I brevi capitoli, narrati con uno stile che è sia asciutto sia debordante, talvolta tendente all’aforistico, sono scanditi dalle sue storie con ragazze molto giovani, fino all’entrata in scena dell’Attrice, al secolo Ekaterina Volkova, che diverrà la madre dei suoi due figli, nonché la moglie ancor più eccentrica e scostante di un marito non proprio ordinario.
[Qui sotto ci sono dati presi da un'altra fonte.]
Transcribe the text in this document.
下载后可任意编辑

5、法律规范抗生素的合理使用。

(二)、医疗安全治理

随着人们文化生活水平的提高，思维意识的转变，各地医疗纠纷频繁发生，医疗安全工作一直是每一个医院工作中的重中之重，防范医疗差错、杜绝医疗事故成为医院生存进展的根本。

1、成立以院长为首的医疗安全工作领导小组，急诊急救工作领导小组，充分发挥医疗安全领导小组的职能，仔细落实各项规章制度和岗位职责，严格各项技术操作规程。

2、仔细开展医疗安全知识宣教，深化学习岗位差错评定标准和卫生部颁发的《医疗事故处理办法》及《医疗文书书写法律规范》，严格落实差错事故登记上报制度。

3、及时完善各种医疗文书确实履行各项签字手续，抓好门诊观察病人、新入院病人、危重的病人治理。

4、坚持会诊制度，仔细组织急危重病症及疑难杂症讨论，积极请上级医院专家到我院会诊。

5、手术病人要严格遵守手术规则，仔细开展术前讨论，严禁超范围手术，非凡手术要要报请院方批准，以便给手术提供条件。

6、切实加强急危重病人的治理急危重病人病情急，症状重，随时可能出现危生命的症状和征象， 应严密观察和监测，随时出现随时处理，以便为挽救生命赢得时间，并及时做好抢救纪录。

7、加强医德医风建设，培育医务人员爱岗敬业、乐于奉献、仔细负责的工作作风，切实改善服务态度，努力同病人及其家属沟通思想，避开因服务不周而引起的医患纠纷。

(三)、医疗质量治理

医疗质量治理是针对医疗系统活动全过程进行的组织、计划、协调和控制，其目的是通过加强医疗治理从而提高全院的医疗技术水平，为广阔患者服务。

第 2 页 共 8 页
Limonov sa essere pieno di contraddizioni: amico degli ultimi e allo stesso tempo con tendenze da superuomo, tanto da fare parallelismi tra se stesso, Goethe e il suo Faust; libertario sui generis ma anche nostalgico dell’Unione Sovietica e combattente nei Balcani per la causa serba; un tombeur des femmes che a un certo punto sposa la causa del matrimonio e del nido famigliare. Una scorza dura sotto la quale si nasconde una sensibilità e una ironia rare, tipicamente russe: lo dimostrano i rimandi a una tradizione letteraria della quale si sente a suo modo prosecutore, e lo testimonia il racconto dell’amicizia con un topolino che abita la sua stessa casa. Uno dei risvolti più commoventi di un testo imperfetto ma imprescindibile per chi abbia voglia di leggere una voce che non ha alcun bisogno di ripetere a se stessa quanto sia fuori dal coro.